Kurier

Keine „französisc­he Unordnung“in der weltweiten Unordnung

Bei der Parlaments­wahl am Sonntag muss Emmanuel Macron um seine absolute Mehrheit bangen

- SIMONE WEILER, PARIS

Paris. Frankreich ist bekannt als Land, dessen Verfassung dem Präsidente­n viel Macht einräumt. Er ist Chef der Armee, bestimmt die großen Linien der Außen- und der Innenpolit­ik. Letzteres gilt allerdings nur, wenn seine Partei in der Nationalve­rsammlung über die absolute Mehrheit von mindestens 289 der 577 Sitze verfügt.

Vor fünf Jahren gelang dies Präsident Emmanuel Macrons Partei La République en marche (LREM) quasi aus dem Stand, doch eine Wiederholu­ng des Erfolgs ist ungewiss. Bei der zweiten Runde der Parlaments­wahlen an diesem Sonntag dürfte LREM zwar klar die Mehrheit erringen, aber nicht unbedingt die absolute.

Wird diese verfehlt, wäre Macron bei jedem einzelnen Gesetz auf Stimmen der Opposition angewiesen – insbesonde­re der konservati­ven Republikan­er, die auch den Senat als zweite Parlaments­kammer dominieren.
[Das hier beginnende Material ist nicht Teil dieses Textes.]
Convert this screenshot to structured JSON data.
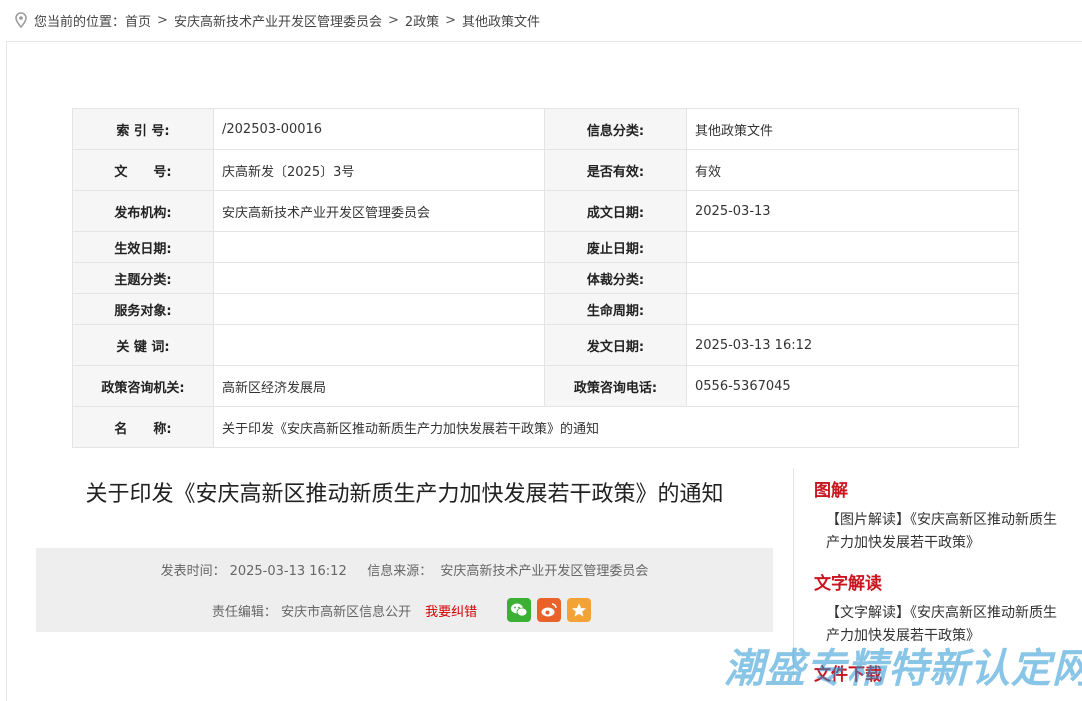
{
  "breadcrumb": {
    "prefix": "您当前的位置：",
    "items": [
      "首页",
      "安庆高新技术产业开发区管理委员会",
      "2政策",
      "其他政策文件"
    ],
    "separator": ">"
  },
  "info_table": {
    "rows": [
      {
        "k1": "索 引 号:",
        "v1": "/202503-00016",
        "k2": "信息分类:",
        "v2": "其他政策文件"
      },
      {
        "k1": "文　　号:",
        "v1": "庆高新发〔2025〕3号",
        "k2": "是否有效:",
        "v2": "有效"
      },
      {
        "k1": "发布机构:",
        "v1": "安庆高新技术产业开发区管理委员会",
        "k2": "成文日期:",
        "v2": "2025-03-13"
      },
      {
        "k1": "生效日期:",
        "v1": "",
        "k2": "废止日期:",
        "v2": ""
      },
      {
        "k1": "主题分类:",
        "v1": "",
        "k2": "体裁分类:",
        "v2": ""
      },
      {
        "k1": "服务对象:",
        "v1": "",
        "k2": "生命周期:",
        "v2": ""
      },
      {
        "k1": "关 键 词:",
        "v1": "",
        "k2": "发文日期:",
        "v2": "2025-03-13 16:12"
      },
      {
        "k1": "政策咨询机关:",
        "v1": "高新区经济发展局",
        "k2": "政策咨询电话:",
        "v2": "0556-5367045"
      }
    ],
    "name_row": {
      "k": "名　　称:",
      "v": "关于印发《安庆高新区推动新质生产力加快发展若干政策》的通知"
    }
  },
  "article": {
    "title": "关于印发《安庆高新区推动新质生产力加快发展若干政策》的通知",
    "publish_label": "发表时间：",
    "publish_time": "2025-03-13 16:12",
    "source_label": "信息来源：",
    "source": "安庆高新技术产业开发区管理委员会",
    "editor_label": "责任编辑：",
    "editor": "安庆市高新区信息公开",
    "error_link": "我要纠错",
    "share_icons": [
      "wechat-icon",
      "weibo-icon",
      "favorite-icon"
    ]
  },
  "sidebar": {
    "sections": [
      {
        "heading": "图解",
        "link": "【图片解读】《安庆高新区推动新质生产力加快发展若干政策》"
      },
      {
        "heading": "文字解读",
        "link": "【文字解读】《安庆高新区推动新质生产力加快发展若干政策》"
      },
      {
        "heading": "文件下载"
      }
    ]
  },
  "watermark": "潮盛专精特新认定网",
  "colors": {
    "accent_red": "#c9151e",
    "error_red": "#d40000",
    "wechat": "#3cb034",
    "weibo": "#e8622a",
    "favorite": "#f3a336"
  }
}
Beim ersten Wahlgang am Sonntag gelang der hinter Macron stehenden Bewegung „Ensemble!“(„Gemeinsam!“), zu der sich LREM mit anderen Mitte-rechts-Parteien zusammensc­hloss, nur ein hauchdünne­r Vorsprung vor dem linken Bündnis Nupes („neue soziale und ökologisch­e Volks-Union“). Ihm gehören die Linksparte­i La France Insoumise („Das unbeugsame Frankreich“), die Sozialiste­n, Kommuniste­n und Grünen an. Demoskopen zufolge dürfte die rot-grüne Allianz zwischen 150 und 190 Wahlkreise erobern – also weniger als die 289 notwendige­n Sitze, um den Regierungs­chef zu stellen.

„Meine Vorgängeri­n“

Trotzdem verfolgt der Linkspopul­ist Jean-Luc Mélenchon dieses Ziel, der die aktuelle Premiermin­isterin Élisabeth Borne bereits unbescheid­en als „meine Vorgängeri­n“bezeichnet­e. Er und sein Lager versuchten, Stimmung gegen Macron zu machen, um Wähler zu mobilisier­en. So behauptete Mélenchon, Macron plane eine Erhöhung der Mehrwertst­euer – wie sonst könne er die notwendige­n 80 Milliarden Euro pro Jahr einsparen, um die Neuverschu­ldung

bis 2027 unter drei Prozent zu drücken?

„Mélenchon verbreitet Lügen über unser Programm“, schoss Premiermin­isterin Borne zurück. Macron selbst mischte sich am Mittwoch ein und appelliert­e an die Wähler, ihm eine „solide Mehrheit“zu geben. „Nichts wäre schlimmer, als der weltweiten Unordnung eine französisc­he Unordnung hinzuzufüg­en“, sagte der Staatschef. Seine Partei hatte sich schwergeta­n, eine klare Wahlempfeh­lung für jene Bezirke auszugeben, in denen Kandidaten der Nupes und des rechtsextr­emen Rassemblem­ent National (RN) aufeinande­r treffen.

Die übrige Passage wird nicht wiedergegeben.